Il disciplinare, in merito alla girata ristretta prevede l’impiego del “cane limiere abilitato dall’ENCI o da altro ente legalmente riconosciuto”.
Ora sappiamo che l’ENCI (Ente Nazionale della Cinofilia Italiana) è Ente di emanazione del Ministero delle Politiche Agricole ed è sotto il controllo di questi, che ha delega dallo stesso a detenere i libri genealogici delle specie canine e che da sempre è unico abilitato, mediante prove di qualificazione con giudici esperti, al rilascio delle qualifiche.
La domanda è: altro ente legalmente riconosciuto può essere anche la sezione dell’AVIS o l’Associazione Bocciofila o l’associazione di danza sportiva? Potranno mai questi altri enti qualificare detti cani limiere?.
E’ dunque corretta l’interpretazione che hanno dato le commissioni insediatesi in seno agli ATC relativamente alla regolare abilitazione del cane limiere!?.
Non deve sembrare questione di poco conto, né si deve pensare che poco importa poiché l’importante è fare le girate ristrette per ridimensionare la specie, perché così non è. Se i cani non si comportano come il limiere che deve rintracciare il cinghiale, lo deve abbaiare a fermo e attendere l’arrivo del cacciatore e poi deve ritornare al richiamo del conduttore; se i cani sono segugi che seguitano fino allo stremo, si verificherà che questi andranno a prendere i cinghiali dove sostano abitualmente, quasi sempre in aree protette, e li
spingeranno su tutto il territorio. La conseguenza sarà che i danni non si registreranno in gran parte nelle aree protette e limitrofe ad esse, ma su tutto il territorio regionale.
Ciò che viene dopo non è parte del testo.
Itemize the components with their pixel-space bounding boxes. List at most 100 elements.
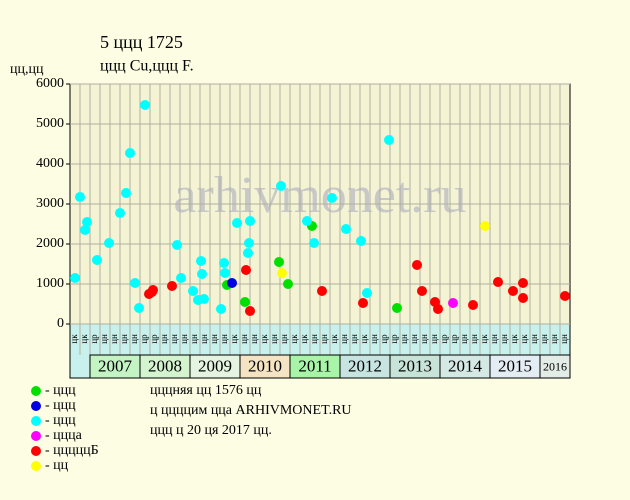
column-label: цн bbox=[549, 334, 559, 344]
legend-label: - ццц bbox=[45, 398, 76, 413]
y-tick-label: 0 bbox=[57, 316, 64, 331]
legend-label: - цц bbox=[45, 458, 69, 473]
point bbox=[317, 286, 327, 296]
column-label: цн bbox=[419, 334, 429, 344]
column-label: цн bbox=[429, 334, 439, 344]
y-tick-label: 3000 bbox=[36, 196, 64, 211]
point bbox=[362, 288, 372, 298]
point bbox=[197, 269, 207, 279]
point bbox=[104, 238, 114, 248]
column-label: цн bbox=[309, 334, 319, 344]
legend-label: - ццца bbox=[45, 428, 83, 443]
legend-marker bbox=[31, 446, 41, 456]
column-label: цн bbox=[129, 334, 139, 344]
note: ццц ц 20 ця 2017 цц. bbox=[150, 423, 272, 438]
legend-marker bbox=[31, 416, 41, 426]
point bbox=[480, 221, 490, 231]
column-label: цр bbox=[379, 334, 389, 344]
point bbox=[232, 218, 242, 228]
column-label: цн bbox=[469, 334, 479, 344]
column-label: цк bbox=[509, 334, 519, 344]
point bbox=[240, 297, 250, 307]
point bbox=[508, 286, 518, 296]
year-label: 2010 bbox=[248, 356, 282, 375]
year-label: 2007 bbox=[98, 356, 133, 375]
year-cell bbox=[539, 354, 571, 379]
column-label: цн bbox=[159, 334, 169, 344]
point bbox=[125, 148, 135, 158]
point bbox=[302, 216, 312, 226]
column-label: цн bbox=[489, 334, 499, 344]
point bbox=[241, 265, 251, 275]
column-label: цн bbox=[269, 334, 279, 344]
point bbox=[176, 273, 186, 283]
column-label: цк bbox=[229, 334, 239, 344]
year-label: 2009 bbox=[198, 356, 232, 375]
column-label: цк bbox=[519, 334, 529, 344]
point bbox=[384, 135, 394, 145]
note: цццняя цц 1576 цц bbox=[150, 383, 262, 398]
column-label: цр bbox=[439, 334, 449, 344]
column-label: цк bbox=[299, 334, 309, 344]
column-label: цн bbox=[249, 334, 259, 344]
note: ц ццццим цца ARHIVMONET.RU bbox=[150, 403, 352, 418]
point bbox=[341, 224, 351, 234]
column-label: цн bbox=[119, 334, 129, 344]
point bbox=[448, 298, 458, 308]
column-label: цн bbox=[369, 334, 379, 344]
legend-label: - ццц bbox=[45, 413, 76, 428]
point bbox=[493, 277, 503, 287]
column-label: цк bbox=[69, 334, 79, 344]
point bbox=[140, 100, 150, 110]
y-tick-label: 4000 bbox=[36, 156, 64, 171]
chart-subtitle: ццц Cu,ццц F. bbox=[100, 58, 194, 75]
year-label: 2015 bbox=[498, 356, 532, 375]
point bbox=[80, 225, 90, 235]
column-label: цн bbox=[529, 334, 539, 344]
column-label: цн bbox=[199, 334, 209, 344]
column-label: цн bbox=[319, 334, 329, 344]
legend-marker bbox=[31, 431, 41, 441]
point bbox=[121, 188, 131, 198]
point bbox=[245, 306, 255, 316]
legend-label: - цццццБ bbox=[45, 443, 99, 458]
point bbox=[243, 248, 253, 258]
year-label: 2008 bbox=[148, 356, 182, 375]
point bbox=[433, 304, 443, 314]
column-label: цн bbox=[399, 334, 409, 344]
point bbox=[468, 300, 478, 310]
column-label: цр bbox=[149, 334, 159, 344]
chart-title: 5 ццц 1725 bbox=[100, 32, 183, 52]
point bbox=[216, 304, 226, 314]
point bbox=[518, 293, 528, 303]
column-label: цк bbox=[479, 334, 489, 344]
point bbox=[274, 257, 284, 267]
year-label: 2014 bbox=[448, 356, 483, 375]
point bbox=[358, 298, 368, 308]
y-tick-label: 5000 bbox=[36, 116, 64, 131]
point bbox=[148, 285, 158, 295]
point bbox=[283, 279, 293, 289]
column-label: цк bbox=[259, 334, 269, 344]
y-tick-label: 6000 bbox=[36, 76, 64, 91]
column-label: цн bbox=[239, 334, 249, 344]
column-label: цн bbox=[279, 334, 289, 344]
point bbox=[327, 193, 337, 203]
point bbox=[188, 286, 198, 296]
column-label: цн bbox=[109, 334, 119, 344]
point bbox=[245, 216, 255, 226]
point bbox=[115, 208, 125, 218]
column-label: цр bbox=[449, 334, 459, 344]
point bbox=[196, 256, 206, 266]
column-label: цк bbox=[329, 334, 339, 344]
point bbox=[167, 281, 177, 291]
point bbox=[130, 278, 140, 288]
column-label: цн bbox=[499, 334, 509, 344]
column-label: цр bbox=[89, 334, 99, 344]
column-label: цн bbox=[189, 334, 199, 344]
point bbox=[219, 258, 229, 268]
point bbox=[412, 260, 422, 270]
legend-marker bbox=[31, 461, 41, 471]
column-label: цн bbox=[409, 334, 419, 344]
A nostro avviso, la girata ristretta con l’ausilio di veri cani limiere, la si dovrebbe fare nelle aree protette e non sul territorio libero in quanto in esso pochi sono i capi che vi sostano, poiché sono già cacciati tutto l’anno dalle centinaia di squadre di cacciatori cinghialai. Inoltre, farlo con cani non idonei, in questo periodo in cui molte scrofe sono gravide, significa spingere anche i capi che sostano in territorio libero in posti più sicuri, nelle aree protette, per qui rimanerci a partorire ed è qui che i piccoli verranno allevati ed è qui che ritorneranno sempre.
Infine, avendo verificato la cattiva gestione della materia in seno al dipartimento Ambiente, – concludono D'Amato e Ferrara –  riteniamo giusto e salutiamo con entusiasmo la decisione del Governo regionale di trasferire le competenze relative alla caccia e alla pesca al Dipartimento Politiche Agricole e Forestali. Siamo fiduciosi che dette attività che vengono svolte sui terreni degli agricoltori e che vedono molti di essi tra le file dei cacciatori e pescatori, possano essere messe in sinergia su uno stesso tavolo, con scelte sicuramente più realistiche e condivise che non tarderanno a produrre concreti e auspicati risultati".